Seniors on those campuses will take the assessment in spring 2014.
The test will have no effect on grades or transcripts, said Bobby Sharp, director of institutional research, assessment and planning at Appalachian State University, which ran trials of the program in 2008 and 2011.
The results will be used to analyze the effectiveness of a university’s curriculum in stimulating critical thinking, he said.
In its trial periods, ASU tested 100 volunteers who were given financial incentives, Sharp said.
Depending on the results of the pilot this fall, all UNC campuses could begin using the assessment, said Kate Henz, senior director of academic policy and funding analyses for the UNC system.
The system chose five campuses, including ASU and UNC-Pembroke, that were already using or planning to use the assessment, to participate in the program.
But the assessment has not been without its critics.
Andrew Koch, lead delegate for ASU to the UNC-system’s faculty assembly, said the test is superfluous because the Southern Association of Colleges and Schools, an accrediting body, already requires universities to administer robust learning assessments.
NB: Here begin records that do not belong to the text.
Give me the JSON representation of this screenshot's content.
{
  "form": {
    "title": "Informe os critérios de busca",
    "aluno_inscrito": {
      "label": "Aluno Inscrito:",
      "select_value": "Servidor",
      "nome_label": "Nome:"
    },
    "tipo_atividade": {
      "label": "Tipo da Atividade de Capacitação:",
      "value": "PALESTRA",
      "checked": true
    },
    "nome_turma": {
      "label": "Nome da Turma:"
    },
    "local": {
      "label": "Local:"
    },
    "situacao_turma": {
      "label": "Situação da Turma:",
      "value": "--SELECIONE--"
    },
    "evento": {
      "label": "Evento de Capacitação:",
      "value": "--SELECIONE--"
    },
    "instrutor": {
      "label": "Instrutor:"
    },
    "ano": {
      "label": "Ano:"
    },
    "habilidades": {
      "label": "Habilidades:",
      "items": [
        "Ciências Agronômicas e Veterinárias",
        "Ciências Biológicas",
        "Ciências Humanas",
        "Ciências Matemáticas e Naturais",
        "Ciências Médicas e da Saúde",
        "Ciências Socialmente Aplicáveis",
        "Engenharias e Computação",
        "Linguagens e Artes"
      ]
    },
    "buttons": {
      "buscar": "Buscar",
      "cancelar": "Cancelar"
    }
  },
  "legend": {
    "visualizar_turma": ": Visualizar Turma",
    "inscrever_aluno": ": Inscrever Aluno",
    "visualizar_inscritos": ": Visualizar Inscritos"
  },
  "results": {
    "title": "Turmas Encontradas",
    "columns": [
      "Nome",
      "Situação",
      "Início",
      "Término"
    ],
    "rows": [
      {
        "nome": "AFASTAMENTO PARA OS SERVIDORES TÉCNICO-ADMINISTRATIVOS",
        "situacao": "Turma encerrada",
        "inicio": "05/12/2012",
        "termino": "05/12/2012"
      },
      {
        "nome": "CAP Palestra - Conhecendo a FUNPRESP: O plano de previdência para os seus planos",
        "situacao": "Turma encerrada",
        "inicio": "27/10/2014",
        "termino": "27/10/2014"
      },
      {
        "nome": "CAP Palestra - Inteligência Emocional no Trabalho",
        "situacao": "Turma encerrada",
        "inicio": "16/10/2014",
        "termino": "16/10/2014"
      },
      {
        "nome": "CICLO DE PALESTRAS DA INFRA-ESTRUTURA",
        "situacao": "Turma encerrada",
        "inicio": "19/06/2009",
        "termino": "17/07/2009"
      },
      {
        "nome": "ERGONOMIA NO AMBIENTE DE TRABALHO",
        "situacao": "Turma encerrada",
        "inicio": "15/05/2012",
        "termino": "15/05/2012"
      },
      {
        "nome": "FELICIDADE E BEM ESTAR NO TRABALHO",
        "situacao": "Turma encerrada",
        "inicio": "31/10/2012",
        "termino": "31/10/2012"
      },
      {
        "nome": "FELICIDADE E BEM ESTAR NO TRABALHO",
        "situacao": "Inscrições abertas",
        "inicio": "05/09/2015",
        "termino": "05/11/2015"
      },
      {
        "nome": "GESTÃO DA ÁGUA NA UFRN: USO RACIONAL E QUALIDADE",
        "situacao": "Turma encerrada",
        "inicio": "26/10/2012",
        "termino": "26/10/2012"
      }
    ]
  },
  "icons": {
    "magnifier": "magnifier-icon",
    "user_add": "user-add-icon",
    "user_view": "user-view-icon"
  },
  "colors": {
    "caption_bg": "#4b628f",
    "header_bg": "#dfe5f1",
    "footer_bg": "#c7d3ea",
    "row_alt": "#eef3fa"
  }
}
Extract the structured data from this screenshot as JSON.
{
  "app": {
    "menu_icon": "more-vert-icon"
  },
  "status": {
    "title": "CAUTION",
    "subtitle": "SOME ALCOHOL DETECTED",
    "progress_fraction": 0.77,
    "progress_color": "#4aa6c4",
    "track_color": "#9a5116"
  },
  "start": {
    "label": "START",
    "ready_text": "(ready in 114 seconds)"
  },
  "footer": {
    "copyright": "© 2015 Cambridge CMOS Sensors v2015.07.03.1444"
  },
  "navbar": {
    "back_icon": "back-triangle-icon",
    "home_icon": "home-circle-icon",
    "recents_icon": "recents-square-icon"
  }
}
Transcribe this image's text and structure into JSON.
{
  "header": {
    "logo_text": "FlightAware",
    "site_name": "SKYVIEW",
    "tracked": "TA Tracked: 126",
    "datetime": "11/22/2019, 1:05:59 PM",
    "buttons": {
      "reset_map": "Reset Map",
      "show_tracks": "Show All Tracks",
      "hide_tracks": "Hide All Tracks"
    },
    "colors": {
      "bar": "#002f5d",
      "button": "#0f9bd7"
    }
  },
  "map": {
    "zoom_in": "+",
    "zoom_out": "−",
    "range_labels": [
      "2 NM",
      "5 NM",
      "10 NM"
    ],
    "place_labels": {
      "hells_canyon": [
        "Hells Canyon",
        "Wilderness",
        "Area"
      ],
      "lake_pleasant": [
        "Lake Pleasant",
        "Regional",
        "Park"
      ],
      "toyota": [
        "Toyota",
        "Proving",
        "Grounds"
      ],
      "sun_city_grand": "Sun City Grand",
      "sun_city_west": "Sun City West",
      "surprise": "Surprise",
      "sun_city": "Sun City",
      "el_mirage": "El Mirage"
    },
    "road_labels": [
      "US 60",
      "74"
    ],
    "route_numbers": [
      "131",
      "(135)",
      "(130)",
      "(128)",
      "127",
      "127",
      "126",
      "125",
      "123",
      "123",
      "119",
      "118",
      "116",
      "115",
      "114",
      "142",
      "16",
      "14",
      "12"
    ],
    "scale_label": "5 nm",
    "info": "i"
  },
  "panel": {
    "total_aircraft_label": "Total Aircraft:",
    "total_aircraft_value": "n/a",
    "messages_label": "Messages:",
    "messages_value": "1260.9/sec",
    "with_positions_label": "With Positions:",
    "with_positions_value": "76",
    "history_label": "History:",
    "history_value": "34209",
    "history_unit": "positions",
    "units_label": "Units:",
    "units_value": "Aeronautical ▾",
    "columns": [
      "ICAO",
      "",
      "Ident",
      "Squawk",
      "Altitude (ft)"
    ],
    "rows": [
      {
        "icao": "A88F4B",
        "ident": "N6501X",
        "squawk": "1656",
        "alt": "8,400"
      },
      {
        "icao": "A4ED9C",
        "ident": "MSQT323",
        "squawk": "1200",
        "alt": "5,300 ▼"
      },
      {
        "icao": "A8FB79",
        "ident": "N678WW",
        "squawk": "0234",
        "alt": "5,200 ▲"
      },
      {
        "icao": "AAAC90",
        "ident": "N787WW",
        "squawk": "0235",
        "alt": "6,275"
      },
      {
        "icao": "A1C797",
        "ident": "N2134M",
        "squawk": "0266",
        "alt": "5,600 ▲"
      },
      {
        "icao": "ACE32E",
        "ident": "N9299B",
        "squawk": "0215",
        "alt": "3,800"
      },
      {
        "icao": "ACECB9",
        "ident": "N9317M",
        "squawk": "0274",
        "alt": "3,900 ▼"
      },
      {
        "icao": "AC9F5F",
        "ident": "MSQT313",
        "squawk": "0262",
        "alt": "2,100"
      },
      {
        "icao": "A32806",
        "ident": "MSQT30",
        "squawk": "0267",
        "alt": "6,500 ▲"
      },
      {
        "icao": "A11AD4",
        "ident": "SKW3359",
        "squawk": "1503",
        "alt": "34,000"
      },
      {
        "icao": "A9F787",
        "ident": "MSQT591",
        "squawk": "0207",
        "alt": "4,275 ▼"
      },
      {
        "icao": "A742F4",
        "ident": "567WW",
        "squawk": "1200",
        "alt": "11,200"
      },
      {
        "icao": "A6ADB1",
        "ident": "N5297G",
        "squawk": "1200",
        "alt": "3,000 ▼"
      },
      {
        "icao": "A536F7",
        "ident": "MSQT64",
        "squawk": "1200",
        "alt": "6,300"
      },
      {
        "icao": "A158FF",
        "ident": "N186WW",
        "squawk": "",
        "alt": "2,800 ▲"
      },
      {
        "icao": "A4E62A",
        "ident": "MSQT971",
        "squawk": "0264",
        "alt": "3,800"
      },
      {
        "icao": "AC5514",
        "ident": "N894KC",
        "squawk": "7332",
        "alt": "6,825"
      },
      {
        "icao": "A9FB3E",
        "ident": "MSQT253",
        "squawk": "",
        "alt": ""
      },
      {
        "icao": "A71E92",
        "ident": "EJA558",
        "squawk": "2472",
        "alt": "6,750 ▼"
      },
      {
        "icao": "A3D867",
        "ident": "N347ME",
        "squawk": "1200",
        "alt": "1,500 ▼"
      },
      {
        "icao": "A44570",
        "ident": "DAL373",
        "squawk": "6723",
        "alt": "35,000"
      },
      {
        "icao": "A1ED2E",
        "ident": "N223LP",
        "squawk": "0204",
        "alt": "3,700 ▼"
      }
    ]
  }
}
Many departments use their own tests, he said.
“The CLA doesn’t capture the varied ways in which people learn, the varied subject matter that people study,” he said.
The test does not generate valuable information about how students are learning or how institutions can improve, he said.
Results also mirror SAT scores, Koch said, meaning students who are more proficient test takers in general will receive higher scores.
Still, Beverly King, interim assistant vice chancellor for institutional effectiveness at UNC-P, said previous assessment results have effectively shown whether UNC-P’s curriculum has contributed to a student’s critical thinking skills.
Although the test is rigorous, most students find it enjoyable, King said.
“I know students who have said, ‘Wow that was rather fun and interesting,’ because it’s an actual, hands-on scenario,” she said.
Sharp said the logistics of the pilot program will be discussed in the next couple of weeks with the five campuses.